Rice University scientists warned that the United States must be careful that the new emphasis on developing biofuels as an alternative to imported oil takes into account potential damage to the nation’s water resources.

“The ongoing, rapid growth in biofuels production could have far-reaching environmental and economic repercussions, and it will likely highlight the interdependence and growing tension between energy and water security,” said a report titled “The Water Footprint of Biofuels: A Drink or Drive Issue?”

The report, written by Pedro Alvarez, the George R. Brown Professor of Civil and Environmental Engineering, and three colleagues was funded by Rice University’s Shell Center for Sustainability.

The researchers asked if increased biofuel-driven agriculture will affect water-resource availability and degrade water quality. They pointed out that fuel crops require large quantities of water and that water pollution is exacerbated by agricultural drainage containing fertilizers, pesticides and sediment. “These potential drawbacks,” which the authors labeled the “water footprint,” must be “balanced by biofuels’ significant potential to ease dependence on foreign oil and improve trade balance while mitigating air pollution and reducing fossil carbon emissions to the atmosphere.”

The report analyzed the amount of water needed to grow particular crops used to produce biofuels and noted that certain crops yield more biofuel energy while using less land, fertilizer and water. “Thus, from a water supply perspective,” the authors said, “the ideal fuel crops would be drought-tolerant, high-yield plants grown on little irrigation water.”

To demonstrate their point, the authors estimated it takes about 50 gallons of water to produce enough irrigated-corn ethanol in Nebraska to fuel an average car for one mile. Given differing land use practices and other factors, that number decreases to 23 gallons for Iowa-grown corn and rises to 115 gallons for Texas-grown sorghum.

The debate over biofuels must also “recognize the impact of increased agricultural activity on water quality as well as water consumption,” the authors said. Raising biofuel crops in some areas will require greater use of fertilizers, with the runoff affecting local aquifers and even coastal regions like the Chesapeake Bay and the Gulf of Mexico, it warned.
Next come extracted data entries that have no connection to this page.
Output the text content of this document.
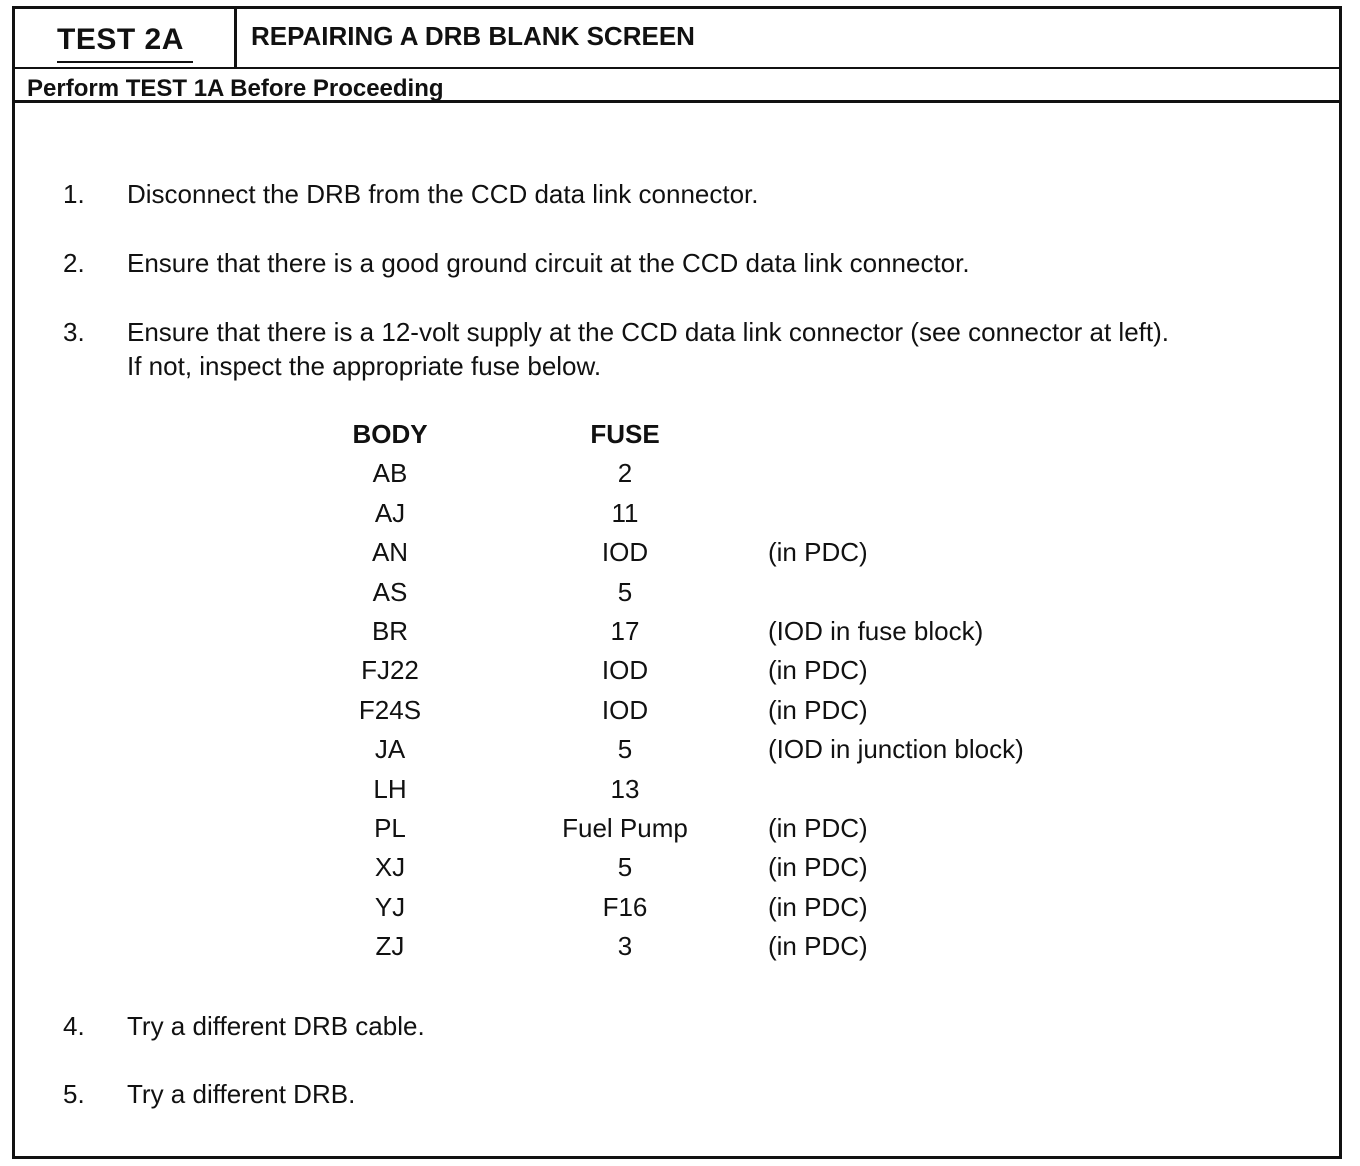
TEST 2A	REPAIRING A DRB BLANK SCREEN
Perform TEST 1A Before Proceeding
1.	Disconnect the DRB from the CCD data link connector.
2.	Ensure that there is a good ground circuit at the CCD data link connector.
3.	Ensure that there is a 12-volt supply at the CCD data link connector (see connector at left).
If not, inspect the appropriate fuse below.
BODY	FUSE
AB	2
AJ	11
AN	IOD	(in PDC)
AS	5
BR	17	(IOD in fuse block)
FJ22	IOD	(in PDC)
F24S	IOD	(in PDC)
JA	5	(IOD in junction block)
LH	13
PL	Fuel Pump	(in PDC)
XJ	5	(in PDC)
YJ	F16	(in PDC)
ZJ	3	(in PDC)
4.	Try a different DRB cable.
5.	Try a different DRB.
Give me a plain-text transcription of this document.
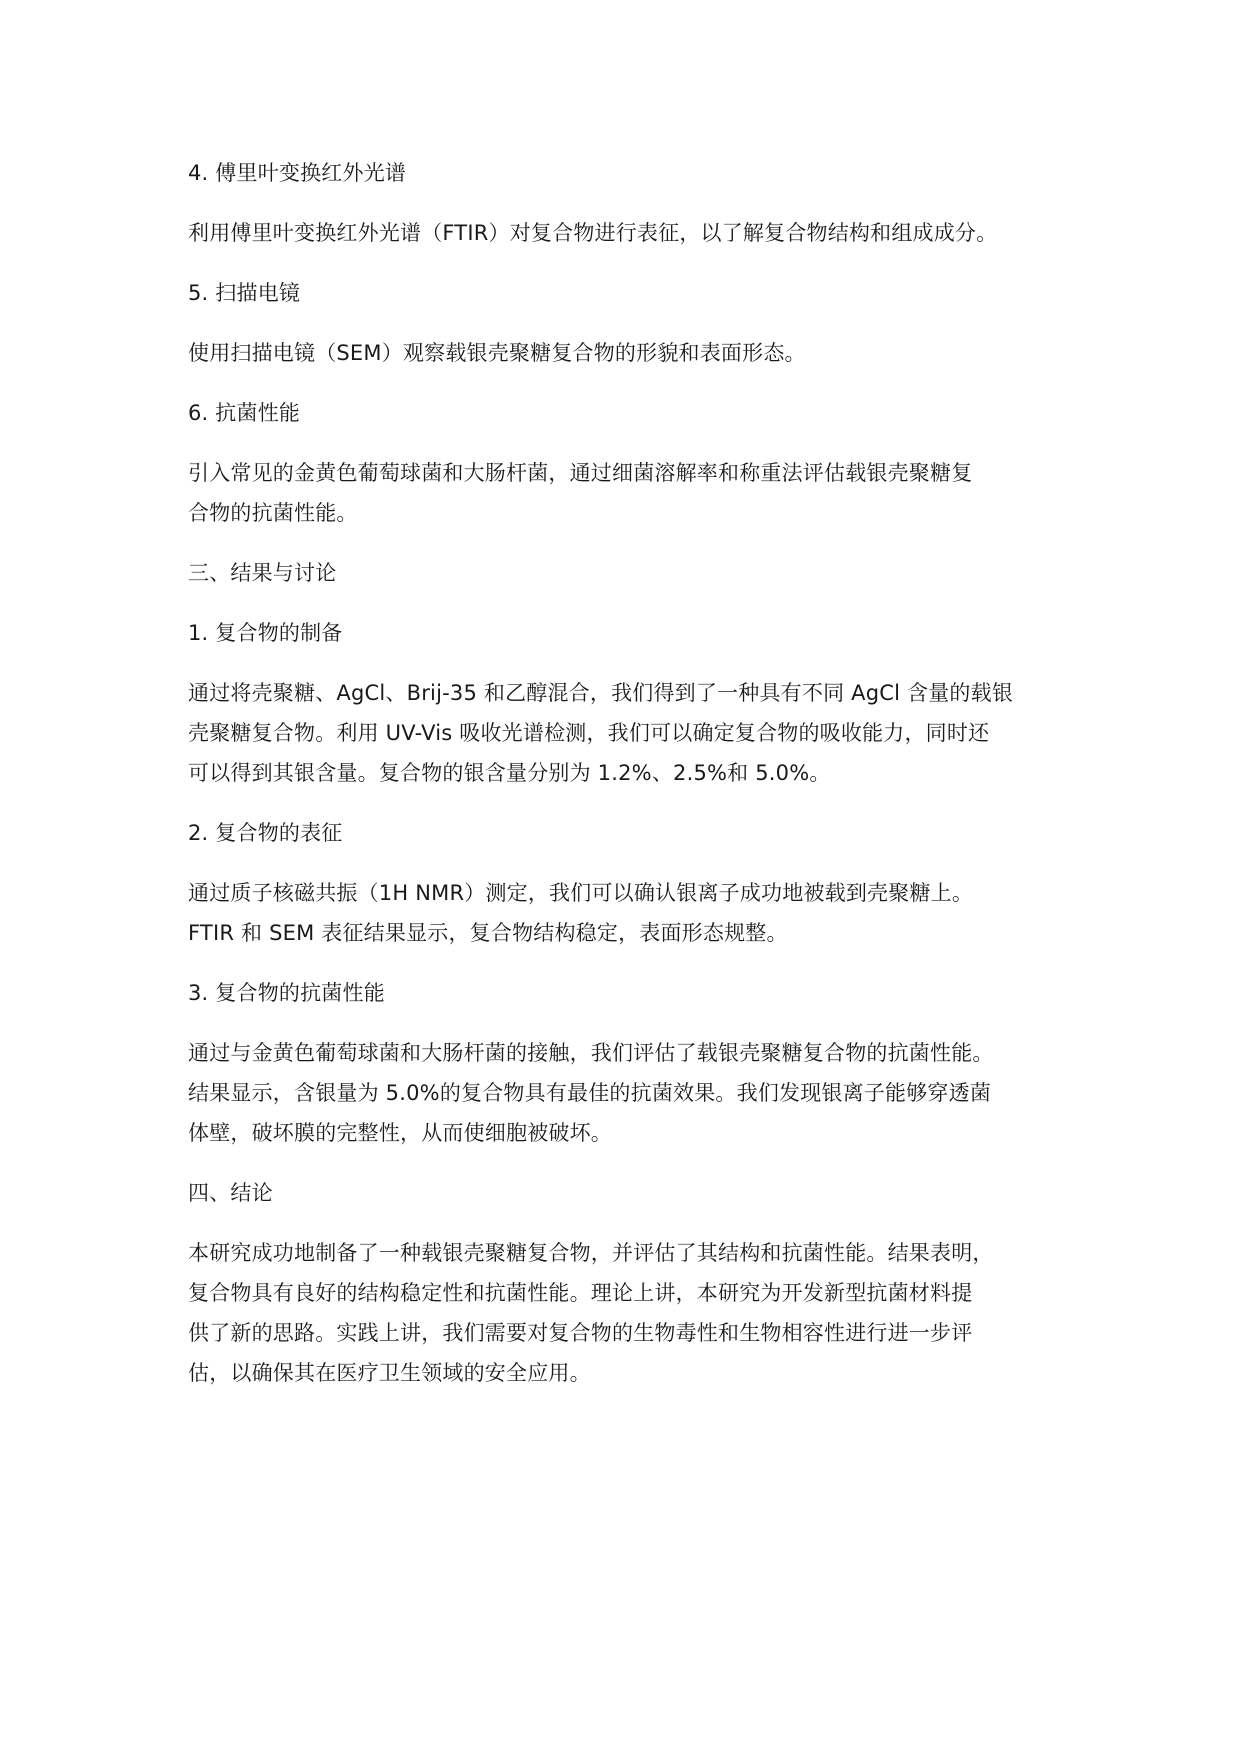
4. 傅里叶变换红外光谱
利用傅里叶变换红外光谱（FTIR）对复合物进行表征，以了解复合物结构和组成成分。
5. 扫描电镜
使用扫描电镜（SEM）观察载银壳聚糖复合物的形貌和表面形态。
6. 抗菌性能
引入常见的金黄色葡萄球菌和大肠杆菌，通过细菌溶解率和称重法评估载银壳聚糖复
合物的抗菌性能。
三、结果与讨论
1. 复合物的制备
通过将壳聚糖、AgCl、Brij-35 和乙醇混合，我们得到了一种具有不同 AgCl 含量的载银
壳聚糖复合物。利用 UV-Vis 吸收光谱检测，我们可以确定复合物的吸收能力，同时还
可以得到其银含量。复合物的银含量分别为 1.2%、2.5%和 5.0%。
2. 复合物的表征
通过质子核磁共振（1H NMR）测定，我们可以确认银离子成功地被载到壳聚糖上。
FTIR 和 SEM 表征结果显示，复合物结构稳定，表面形态规整。
3. 复合物的抗菌性能
通过与金黄色葡萄球菌和大肠杆菌的接触，我们评估了载银壳聚糖复合物的抗菌性能。
结果显示，含银量为 5.0%的复合物具有最佳的抗菌效果。我们发现银离子能够穿透菌
体壁，破坏膜的完整性，从而使细胞被破坏。
四、结论
本研究成功地制备了一种载银壳聚糖复合物，并评估了其结构和抗菌性能。结果表明，
复合物具有良好的结构稳定性和抗菌性能。理论上讲，本研究为开发新型抗菌材料提
供了新的思路。实践上讲，我们需要对复合物的生物毒性和生物相容性进行进一步评
估，以确保其在医疗卫生领域的安全应用。
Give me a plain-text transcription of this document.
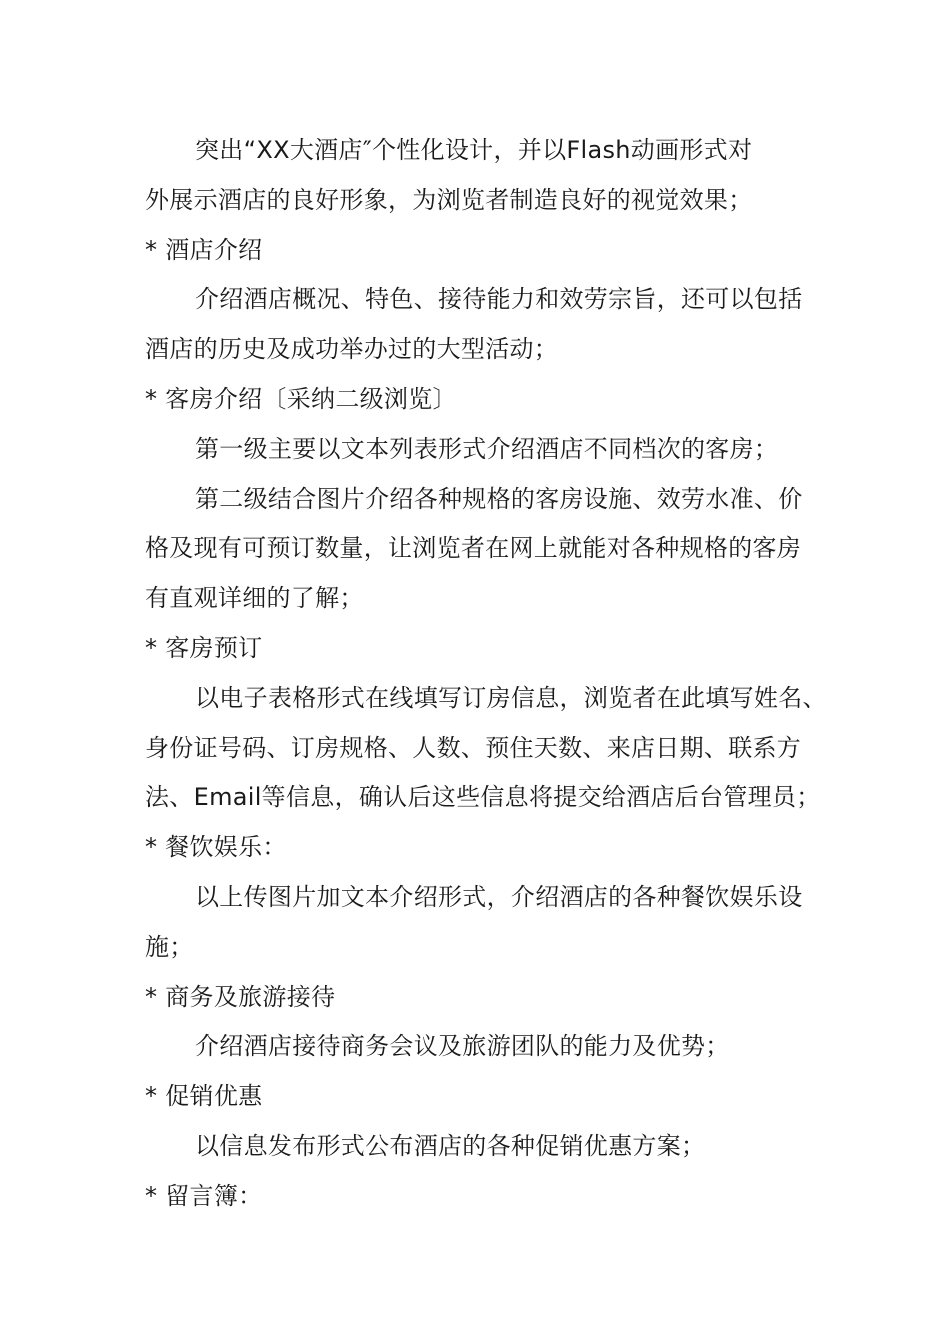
突出“XX大酒店″个性化设计，并以Flash动画形式对
外展示酒店的良好形象，为浏览者制造良好的视觉效果；
* 酒店介绍
介绍酒店概况、特色、接待能力和效劳宗旨，还可以包括
酒店的历史及成功举办过的大型活动；
* 客房介绍〔采纳二级浏览〕
第一级主要以文本列表形式介绍酒店不同档次的客房；
第二级结合图片介绍各种规格的客房设施、效劳水准、价
格及现有可预订数量，让浏览者在网上就能对各种规格的客房
有直观详细的了解；
* 客房预订
以电子表格形式在线填写订房信息，浏览者在此填写姓名、
身份证号码、订房规格、人数、预住天数、来店日期、联系方
法、Email等信息，确认后这些信息将提交给酒店后台管理员；
* 餐饮娱乐：
以上传图片加文本介绍形式，介绍酒店的各种餐饮娱乐设
施；
* 商务及旅游接待
介绍酒店接待商务会议及旅游团队的能力及优势；
* 促销优惠
以信息发布形式公布酒店的各种促销优惠方案；
* 留言簿：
The report acknowledged that some biofuel sources, like switchgrass and other lignocellulosic options, can “deliver more potential biofuel energy with lower requirements for agricultural land, agrichemicals and water.” Accordingly, the authors urged that crops be chosen based on their appropriateness to the local climate and that producers raise crops that can be sustained by rainfall rather than irrigation.

The report called on policymakers to evaluate the water footprint as they devise an environmentally sustainable biofuels program. “Through energy conservation and careful planning that includes adoption of agricultural practices and crop choices that reduce water consumption and mitigate water pollution from agrichemicals, and identification of the local and regional water resources that will be needed to meet the biofuel mandate,” the authors said, “we can have our drive and drink our water too.”

The report was supported by a fellowship from the Baker Institute Energy Forum and by the Shell Center for Sustainability at Rice University. It is available at http://cohesion.rice.edu/centersandinst/shellcenter/research.cfm?doc_id=11975

Alvarez’s co-authors were Susan Powers, professor of civil and environmental engineering at Clarkson University; Joel Burken, professor of civil, architectural and environmental engineering at Missouri University of Science and Technology; and Rosa Dominguez-Faus, a graduate student at Rice. Amy Myers Jaffe, the Wallace S. Wilson Fellow in Energy Studies at the James A. Baker III Institute, also contributed to the report.